Bill would add names to memorial: The ship's bow sank in a few minutes. The battle to add its deceased crew members' names to the Vietnam Veterans Memorial has lasted more than a decade. But it could soon be coming to an end. A House-approved bill could clear the way for the names of 74 sailors to be added to the memorial more than four decades after their Long Beach, Calif.-based ship was cut in half in a collision with an aircraft carrier in the South China Sea.
Vetoes teacher gun legislation: Missouri Gov. Jay Nixon vetoed legislation Monday that would have allowed specially trained teachers to carry concealed guns, asserting that the move could jeopardize student safety in public schools. The veto by the Democratic governor sets up a potential showdown with the Republican-led legislature, which could override Nixon if it gets a two-thirds vote of both chambers during a September session.
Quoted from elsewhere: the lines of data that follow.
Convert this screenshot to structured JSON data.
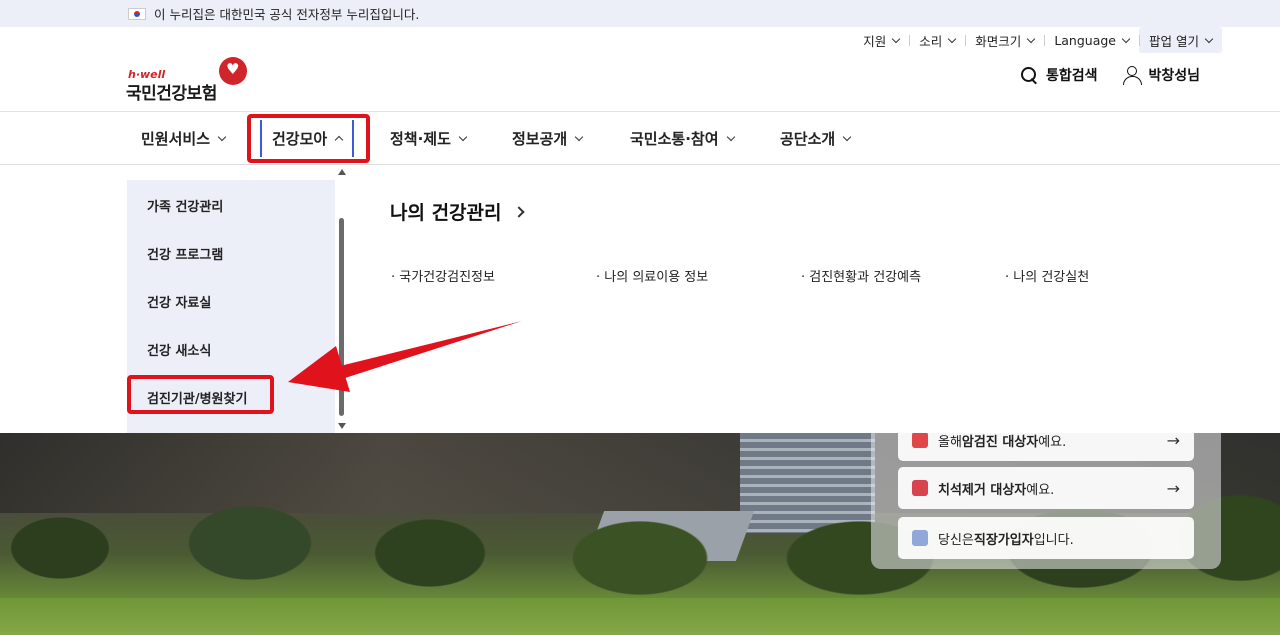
{
  "gov_banner": {
    "text": "이 누리집은 대한민국 공식 전자정부 누리집입니다."
  },
  "util_menu": [
    {
      "label": "지원"
    },
    {
      "label": "소리"
    },
    {
      "label": "화면크기"
    },
    {
      "label": "Language"
    },
    {
      "label": "팝업 열기"
    }
  ],
  "logo": {
    "tagline": "h·well",
    "name": "국민건강보험"
  },
  "header_actions": {
    "search_label": "통합검색",
    "user_label": "박창성님"
  },
  "gnb": [
    {
      "label": "민원서비스"
    },
    {
      "label": "건강모아"
    },
    {
      "label": "정책·제도"
    },
    {
      "label": "정보공개"
    },
    {
      "label": "국민소통·참여"
    },
    {
      "label": "공단소개"
    }
  ],
  "side_menu": [
    {
      "label": "가족 건강관리"
    },
    {
      "label": "건강 프로그램"
    },
    {
      "label": "건강 자료실"
    },
    {
      "label": "건강 새소식"
    },
    {
      "label": "검진기관/병원찾기"
    }
  ],
  "submenu": {
    "title": "나의 건강관리",
    "links": [
      {
        "label": "· 국가건강검진정보"
      },
      {
        "label": "· 나의 의료이용 정보"
      },
      {
        "label": "· 검진현황과 건강예측"
      },
      {
        "label": "· 나의 건강실천"
      }
    ]
  },
  "hero_cards": [
    {
      "pre": "올해 ",
      "bold": "암검진 대상자",
      "post": "예요.",
      "arrow": "→"
    },
    {
      "pre": "",
      "bold": "치석제거 대상자",
      "post": "예요.",
      "arrow": "→"
    },
    {
      "pre": "당신은 ",
      "bold": "직장가입자",
      "post": "입니다.",
      "arrow": ""
    }
  ],
  "colors": {
    "accent_red": "#e0121b",
    "active_blue": "#3b5bdb",
    "banner_bg": "#eceef8"
  }
}
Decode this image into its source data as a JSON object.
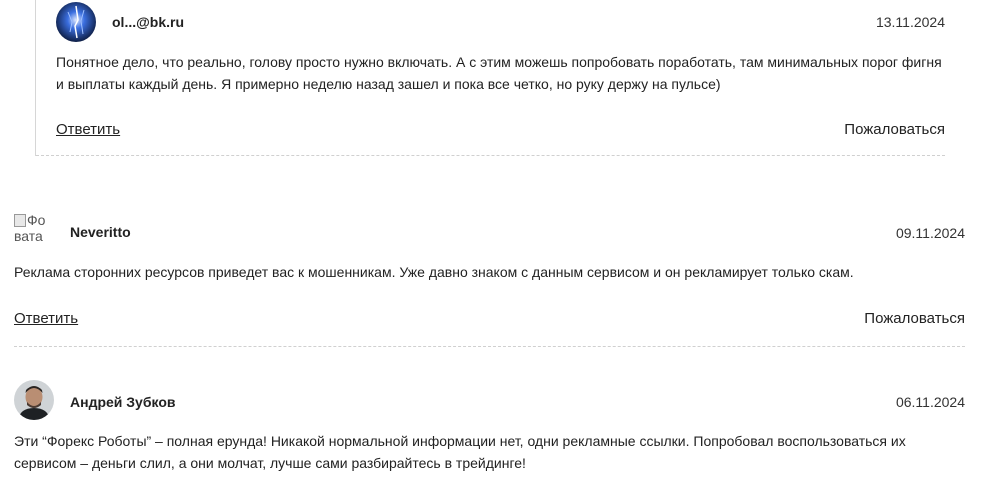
{
  "comments": [
    {
      "author": "ol...@bk.ru",
      "date": "13.11.2024",
      "text_line1": "Понятное дело, что реально, голову просто нужно включать. А с этим можешь попробовать поработать, там минимальных порог фигня",
      "text_line2": "и выплаты каждый день. Я примерно неделю назад зашел и пока все четко, но руку держу на пульсе)",
      "reply_label": "Ответить",
      "complain_label": "Пожаловаться"
    },
    {
      "author": "Neveritto",
      "avatar_alt": "Фо\nвата",
      "date": "09.11.2024",
      "text_line1": "Реклама сторонних ресурсов приведет вас к мошенникам. Уже давно знаком с данным сервисом и он рекламирует только скам.",
      "reply_label": "Ответить",
      "complain_label": "Пожаловаться"
    },
    {
      "author": "Андрей Зубков",
      "date": "06.11.2024",
      "text_line1": "Эти “Форекс Роботы” – полная ерунда! Никакой нормальной информации нет, одни рекламные ссылки. Попробовал воспользоваться их",
      "text_line2": "сервисом – деньги слил, а они молчат, лучше сами разбирайтесь в трейдинге!"
    }
  ],
  "avatar_alt_line1": "Фо",
  "avatar_alt_line2": "вата"
}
Shaken by KKK charges: Fruitland Park, Fla., Police Chief Terry Isaacs said his department has been shaken by troubling but unproven allegations that a deputy chief and a former police corporal were associated with the Ku Klux Klan. The allegations, contained in a confidential FBI report provided to Isaacs by the Florida Department of Law Enforcement, led to the sudden resignation of Deputy Chief David Borst and Isaacs' decision Friday to dismiss Officer George Hunnewell. Isaacs would not confirm that the report linked the two officers to the KKK, instead describing the group as a "subversive organization."
Octomom pleads no contest: Octomom Nadya Suleman pleaded no contest Monday to a single count of misdemeanor welfare fraud for failing to disclose income she was receiving from videos and personal appearances while collecting more than $26,000 in public assistance funds to care for her 14 children. Suleman was sentenced to 200 hours of community service and two years of probation, and ordered to pay a small fine. Her attorney, Arthur J. LaCilento, said that with financial help from friends, his client has already repaid the county welfare system.
Gaza militants fire three rockets: The Israeli military says Gaza militants have fired three rockets at Israel since the deadline passed for the start of a cease-fire proposed by Egypt. The attack came shortly after Israel this morning accepted the Egyptian truce proposal, which Gaza's Hamas rulers swiftly rejected. The military said three rockets were fired at empty lands near the southern Israeli city of Ashkelon. The military said they caused no casualties or damage.
Says yes to women bishops: The Church of England ended one of its longest and most divisive disputes Monday with an overwhelming vote in favor of allowing women to become bishops.